# Planetary Computing

*2022-01-01 — project*


Planetary computing is our research into the systems required to handle the
ingestion, transformation, analysis and publication of global data products for
furthering environmental science and enabling better informed policy-making. We
apply computer science to problem domains such as forest carbon and
biodiversity preservation (see [Trusted Carbon Credits](https://anil.recoil.org/projects/4c) and [Remote Sensing of Nature](https://anil.recoil.org/projects/rsn)), and design solutions that can
scalably process geospatial data that build trust in the results via
traceability and reproducibility. Key problems include how to handle
continuously changing datasets that are often collected across decades and
require careful access and version control.


"Planetary computing" originated as a term back in 2020 when a merry band of us
from Computer Science ([Srinivasan Keshav](https://svr-sk818-web.cl.cam.ac.uk/keshav/wiki/index.php/Main_Page) and me, later joined by [Sadiq Jaffer](https://toao.com), [Patrick Ferris](https://patrick.sirref.org),
[Michael Dales](https://mynameismwd.org) and the bigger EEG group now) began working on [Trusted Carbon Credits](https://anil.recoil.org/projects/4c) and implementing
the large-scale computing infrastructure required for processing remote sensing
data. Our early thoughts on how computer science could help were captured in
"[How Computer Science Can Aid Forest Restoration](https://anil.recoil.org/papers/2021-arxiv-forestrycs)", which laid out the vision for bringing
computational techniques to bear on forest restoration.

By 2024, we'd developed enough of a research programme to write up our approach
in "[Planetary computing for data-driven environmental policy-making](https://anil.recoil.org/papers/2024-planetary-computing)", which describes the systems architecture
we've been building. The core insight is that environmental science needs the
same level of computational rigor that we've brought to other domains, but with
unique challenges around data provenance, reproducibility, and scale.

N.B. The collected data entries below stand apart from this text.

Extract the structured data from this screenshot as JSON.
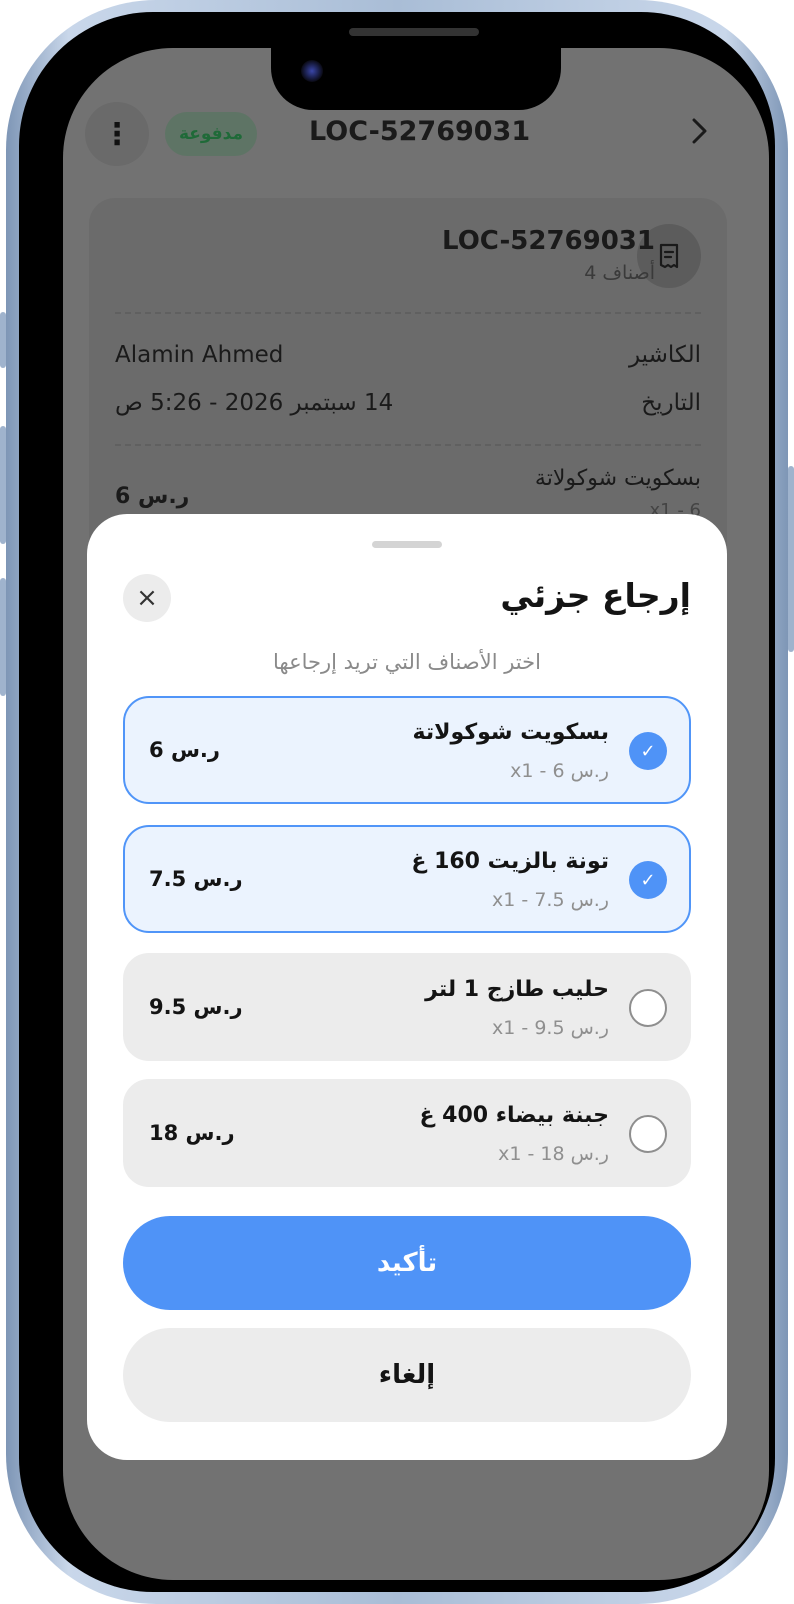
{
  "header": {
    "title": "LOC-52769031",
    "status_badge": "مدفوعة",
    "menu_icon": "more-vertical-icon",
    "back_icon": "chevron-right-icon"
  },
  "summary_card": {
    "order_id": "LOC-52769031",
    "items_count": "4 أصناف",
    "receipt_icon": "receipt-icon",
    "cashier_label": "الكاشير",
    "cashier_value": "Alamin Ahmed",
    "date_label": "التاريخ",
    "date_value": "14 سبتمبر 2026 - 5:26 ص",
    "first_item_name": "بسكويت شوكولاتة",
    "first_item_price": "6 ر.س",
    "first_item_sub": "x1 - 6"
  },
  "sheet": {
    "title": "إرجاع جزئي",
    "subtitle": "اختر الأصناف التي تريد إرجاعها",
    "close_icon": "close-icon",
    "items": [
      {
        "name": "بسكويت شوكولاتة",
        "sub": "x1 - 6 ر.س",
        "price": "6 ر.س",
        "selected": true
      },
      {
        "name": "تونة بالزيت 160 غ",
        "sub": "x1 - 7.5 ر.س",
        "price": "7.5 ر.س",
        "selected": true
      },
      {
        "name": "حليب طازج 1 لتر",
        "sub": "x1 - 9.5 ر.س",
        "price": "9.5 ر.س",
        "selected": false
      },
      {
        "name": "جبنة بيضاء 400 غ",
        "sub": "x1 - 18 ر.س",
        "price": "18 ر.س",
        "selected": false
      }
    ],
    "confirm_label": "تأكيد",
    "cancel_label": "إلغاء"
  },
  "colors": {
    "accent": "#4f93f7",
    "selected_bg": "#ebf3fe",
    "unselected_bg": "#ececec",
    "overlay": "#727272"
  }
}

## The Programming for the Planet Community

Then in early 2024, [Dominic Orchard](https://dorchard.github.io) and I decided to find others interested in the
problem domain, and organised the first "[Programming for the Planet](https://propl.dev)" (PROPL) workshop in London, co-located with
POPL2024.  This turned out to be a fully subscribed event, with chairs having to be brought in at one point for some of the [more popular
talks](https://plas4sci.github.io/conference/2024/01/22/propl.html)! Either way, it convinced us that there's a genuine momentum and need for planetary
computing research as a distinct discipline.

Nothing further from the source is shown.